Michael William Meredith (35) appeared before Judge Joanna Maze in the Timaru District Court yesterday where he was sentenced to 18 months intensive supervision and ordered to pay $550 reparation, having earlier pleaded guilty to a charge of arson.
The court heard at previous appearance that Meredith rented the property north of Oamaru from his mother.
Four days before he lit the blaze that consumed the two-bedroom home, Meredith set off a fire alarm, which he alleged happened after he burnt some noodles, and then disabled it by cutting its wires.
He was also angered about what a police summary of facts described as a ‘‘perceived fraud regarding his inheritance from his father’’, which he confronted his mother about.
That resulted in a warning from police about his threatening manner, as well as being served a police safety order on May 22.
About 3.30pm on May 24 Meredith visited the Glenavy Hotel, where he told other patrons at the bar that he was ‘‘going to burn a house down tonight’’.

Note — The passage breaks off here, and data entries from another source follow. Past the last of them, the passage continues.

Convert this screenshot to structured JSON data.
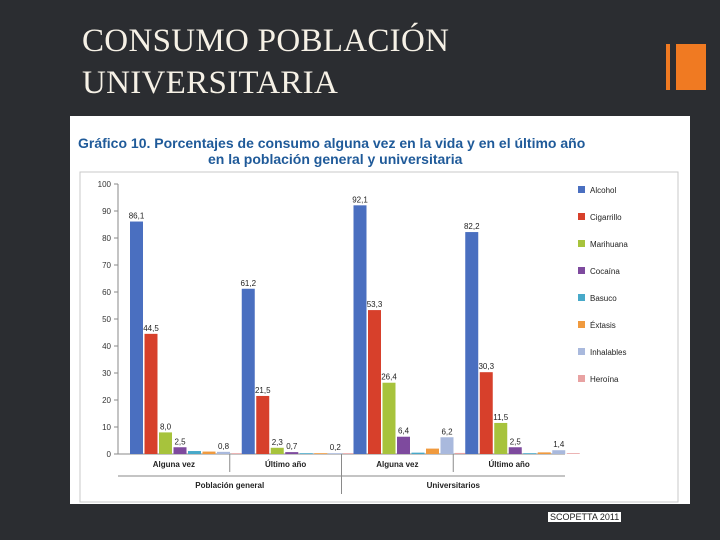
{
  "slide": {
    "title_line1": "CONSUMO POBLACIÓN",
    "title_line2": "UNIVERSITARIA",
    "credit": "SCOPETTA 2011",
    "accent_color": "#f07a22",
    "background_color": "#2b2d31"
  },
  "chart_data": {
    "type": "bar",
    "title_line1": "Gráfico 10. Porcentajes de consumo alguna vez en la vida y en el último año",
    "title_line2": "en la población general y universitaria",
    "categories": [
      "Alguna vez",
      "Último año",
      "Alguna vez",
      "Último año"
    ],
    "groups": [
      {
        "label": "Población general",
        "categories": [
          0,
          1
        ]
      },
      {
        "label": "Universitarios",
        "categories": [
          2,
          3
        ]
      }
    ],
    "series": [
      {
        "name": "Alcohol",
        "color": "#4a6fc0",
        "values": [
          86.1,
          61.2,
          92.1,
          82.2
        ],
        "labels": [
          "86,1",
          "61,2",
          "92,1",
          "82,2"
        ]
      },
      {
        "name": "Cigarrillo",
        "color": "#d7402b",
        "values": [
          44.5,
          21.5,
          53.3,
          30.3
        ],
        "labels": [
          "44,5",
          "21,5",
          "53,3",
          "30,3"
        ]
      },
      {
        "name": "Marihuana",
        "color": "#a7c33c",
        "values": [
          8.0,
          2.3,
          26.4,
          11.5
        ],
        "labels": [
          "8,0",
          "2,3",
          "26,4",
          "11,5"
        ]
      },
      {
        "name": "Cocaína",
        "color": "#7e4a9e",
        "values": [
          2.5,
          0.7,
          6.4,
          2.5
        ],
        "labels": [
          "2,5",
          "0,7",
          "6,4",
          "2,5"
        ]
      },
      {
        "name": "Basuco",
        "color": "#47a9c9",
        "values": [
          1.1,
          0.2,
          0.5,
          0.3
        ],
        "labels": [
          "",
          "",
          "",
          ""
        ]
      },
      {
        "name": "Éxtasis",
        "color": "#f09a3e",
        "values": [
          0.9,
          0.3,
          2.0,
          0.6
        ],
        "labels": [
          "",
          "",
          "",
          ""
        ]
      },
      {
        "name": "Inhalables",
        "color": "#a9b9dd",
        "values": [
          0.8,
          0.2,
          6.2,
          1.4
        ],
        "labels": [
          "0,8",
          "0,2",
          "6,2",
          "1,4"
        ]
      },
      {
        "name": "Heroína",
        "color": "#e8a2a2",
        "values": [
          0.2,
          0.1,
          0.4,
          0.2
        ],
        "labels": [
          "",
          "",
          "",
          ""
        ]
      }
    ],
    "yticks": [
      "0",
      "10",
      "20",
      "30",
      "40",
      "50",
      "60",
      "70",
      "80",
      "90",
      "100"
    ],
    "ylim": [
      0,
      100
    ],
    "grid": false,
    "legend": "right"
  }
}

When he returned home, he collected a framed certificate, framed photo and a metal figurine before pouring an accelerant around the inside of the house, lit a rag doused in flammable glue and finally threw it inside.
By the time crews arrived at the blaze off State Highway 1 about 4.20pm, the house was engulfed and was eventually destroyed.
Meredith had left the scene on foot for the parking layby on the north side of the Waitaki River bridge and there called police and said he ‘‘just set fire to my mother’s house’’ and that ‘‘you had better come and arrest me’’.
Meredith, who had been in custody since his arrest, suffered from mental health issues and had smoked methamphetamine which combined with his anger over the alleged inheritance fraud, led to an ‘‘appalling situation,’’ Judge Maze said.
As his mental health had ‘‘improved significantly’’, she said it was appropriate the indicated sentence of 20 months’ imprisonment be converted to intensive supervision.
That also included judicial monitoring and if the sentence broke down, jail would be considered.